At an Agricultural Summit event during the summer, she put some of her research on display. Unrolling a fruit-leather snack from its plastic-looking sheen, she explained how her lab was able to make the edible coating out of cranberry fruit pumice – to compliment the flavor of the fruit leather.
“I don’t think edible packaging replaces everything. That’s impossible. Plastics … there’s a reason why they’re there. They have some unique functionalities and they’re cheap, right? But edible packaging can solve part of the problem, especially single use plastics,” Zhao said.
The edible packaging has also extended to muffin-liners made of starch, which, according to a recent paper, taste just as good as the muffins themselves.
“We love seeing the comments that we received (on the paper).
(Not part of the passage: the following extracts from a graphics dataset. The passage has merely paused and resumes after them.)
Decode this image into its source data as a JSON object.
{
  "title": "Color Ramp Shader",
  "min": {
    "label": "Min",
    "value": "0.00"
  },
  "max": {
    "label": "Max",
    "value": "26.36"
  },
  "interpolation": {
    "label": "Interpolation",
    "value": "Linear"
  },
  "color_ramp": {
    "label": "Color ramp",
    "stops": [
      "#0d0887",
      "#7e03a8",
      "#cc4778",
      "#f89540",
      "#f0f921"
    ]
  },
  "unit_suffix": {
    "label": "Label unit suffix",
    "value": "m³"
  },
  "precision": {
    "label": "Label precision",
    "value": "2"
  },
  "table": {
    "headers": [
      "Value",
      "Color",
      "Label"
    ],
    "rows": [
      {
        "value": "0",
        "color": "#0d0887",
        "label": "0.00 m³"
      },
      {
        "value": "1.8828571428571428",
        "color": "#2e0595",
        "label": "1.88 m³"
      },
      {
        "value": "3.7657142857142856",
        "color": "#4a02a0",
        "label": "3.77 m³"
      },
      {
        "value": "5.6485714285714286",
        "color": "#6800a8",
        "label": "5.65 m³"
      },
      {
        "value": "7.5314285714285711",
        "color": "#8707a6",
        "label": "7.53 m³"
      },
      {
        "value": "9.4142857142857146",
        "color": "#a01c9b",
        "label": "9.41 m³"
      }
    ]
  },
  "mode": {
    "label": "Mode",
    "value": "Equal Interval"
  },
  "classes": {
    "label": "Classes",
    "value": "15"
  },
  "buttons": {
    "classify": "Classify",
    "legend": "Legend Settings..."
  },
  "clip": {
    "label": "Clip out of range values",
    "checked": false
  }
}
Each is so promising,” Zhao said.
Zhao also held up a serving of instant coffee, packaged in plastic (or what looked to be). When submerged in the water, the packaging diffuses and leaves a completely drinkable cup of coffee behind.
But edible packaging isn’t the only way Zhao’s work is reducing waste. When people make wine or apple juice, the leftover skin and fiber found in the machinery is called pumice.
“That’s a huge waste and you cannot dump it in the field. You have to compost it. It’s very expensive.” Zhao said.
The research team has been able to find a new use for the pumice waste: upcycling this waste into an alternative fiber to make multi-paper packaging.
By suspending the pulp in water and vacuum-pressuring the solution into specific molds, Zhao and her team have been able to mold this pumice into egg cartons, package cushioning, takeout containers, berry/fruit baskets and more.
According to Gordy and Zhao, many of these items have been previously made of recycled newspapers and magazines. But the reduction in print media has reduced those resources. Fruit pumice is a compostable alternative.
But Zhao and her team are also working on another solution to biological waste.
In the last few years, smoke from wildfires in Oregon and Northern California have decimated wine production. That smoky taste and smell that can elevate some flavors, often reduces a wine to tasting like an ashtray.
Many grapes must be thrown out as a result.
The biological molecules primarily at fault are called phenols, and are readily absorbed by grape skins. Zhao, in conjunction with a number of other research teams, has created a coating that can be sprayed on grapes and absorb the phenols instead.
This is building off Zhao’s previous work in creating edible coatings.
“The edible coating can extend the shelf life of bananas and apples – anything!” Zhao said.
With so many positive results and applications, it’s easy to wonder why you can’t go into the grocery store and grab a fruit-pumice carton of eggs.
There is an abundance of technology and knowledge in this area of sustainability and food research, but the patent, licensing and manufacturing process are full of as many obstacles as the research. Much of the research is still ongoing as well.
“Science is a messy process,” Gordy said. “Literally and figuratively when working with bio-waste materials.”
While private companies have licensed some of the research, it will likely not be commercially available for a while.
“The implementation process inevitably comes with many setbacks before the desired outcome is achieved,” Gordy said.
Until Zhao’s research hits the market, the rest of us will have to watch out for those muffin wrappers.